The UAE remains the most competitive economy in the Middle East and North Africa (Mena) region in 2022, according to the IMD World Competitiveness 2022 Report released on Wednesday.

The Emirates was ranked 12th globally in the latest report, down three positions, but still more competitive than the world’s major economies such as Canada, Germany, China, Australia, Austria, UK, South Korea, France, New Zealand, Japan and others.

In the region, Qatar came second with 18th position, followed by Saudi Arabia (24th), Israel (25th) and Bahrain (30th).

The UAE was ranked 1st globally in a number of sub-indices, including basic infrastructure, adaptability of government policy, immigration laws, income distribution, tax evasion, collected personal income tax, redundancy cost, management of cities, population growth, dependency ratio of family members on each other, energy infrastructure, the highest internet users and student mobility inbound.

The study, which is produced annually, covered 63 countries and looked at four key indicators – economic performance, government efficiency, business efficiency and infrastructure, with each having many sub-indices.

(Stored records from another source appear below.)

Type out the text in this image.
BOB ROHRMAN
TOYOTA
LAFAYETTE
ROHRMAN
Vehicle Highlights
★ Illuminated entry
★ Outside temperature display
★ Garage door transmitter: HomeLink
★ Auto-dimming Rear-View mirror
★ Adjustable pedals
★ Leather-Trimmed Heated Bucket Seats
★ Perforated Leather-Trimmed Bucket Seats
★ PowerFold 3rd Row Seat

The UAE saw a major improvement in various sub-indices including gross fixed capital formation real growth, renewable energies, real GDP growth, government budget surplus due to high oil prices, improvement in the current account balance, increase in stock market capitalization, improvement in labor force especially low unemployment rate and exports.

Denmark reached the top spot for the first time in the ranking’s 34-year history, having come 3rd in 2021. It performed outstandingly in the business efficiency factor and in the productivity and efficiency and management practices sub-factors. Switzerland moved down to second, and Singapore rebounded to third from fifth.

The other countries that made it to the top 10 are Sweden, Hong Kong, Netherlands, Taiwan (China), Finland, Norway and USA.

“Denmark is the most digitally advanced country in the world and now takes the top spot thanks to good policies, advantages afforded by being a European country, a clear focus on sustainability and a push from its agile corporate sector,” explained professor Arturo Bris, director of the IMD World Competitiveness Centre (WCC).

Canada was rated 14th (unchanged), China at 17th (down one position), the UK at 23rd (down five positions) and India at 37th ranking (up six positions).

The study reflected that inflationary pressures are having a greater impact on businesses – and therefore on the competitiveness of national economies than concerns about greenhouse emissions and socio-economic disparities.

“Inflationary pressure is shown to be affecting most of the economies studied,” said Christos Cabolis, Chief Economist at the WCC.

“Other global challenges having an impact on the competitiveness of countries include variants of Covid-19 appearing under different intensity with respect to the number of infected people around the world; differing national policies to address Covid (the ‘zero-tolerance Covid’ policy versus the ‘moving on from Covid’ policy); and the invasion of Ukraine by Russia,” he explained.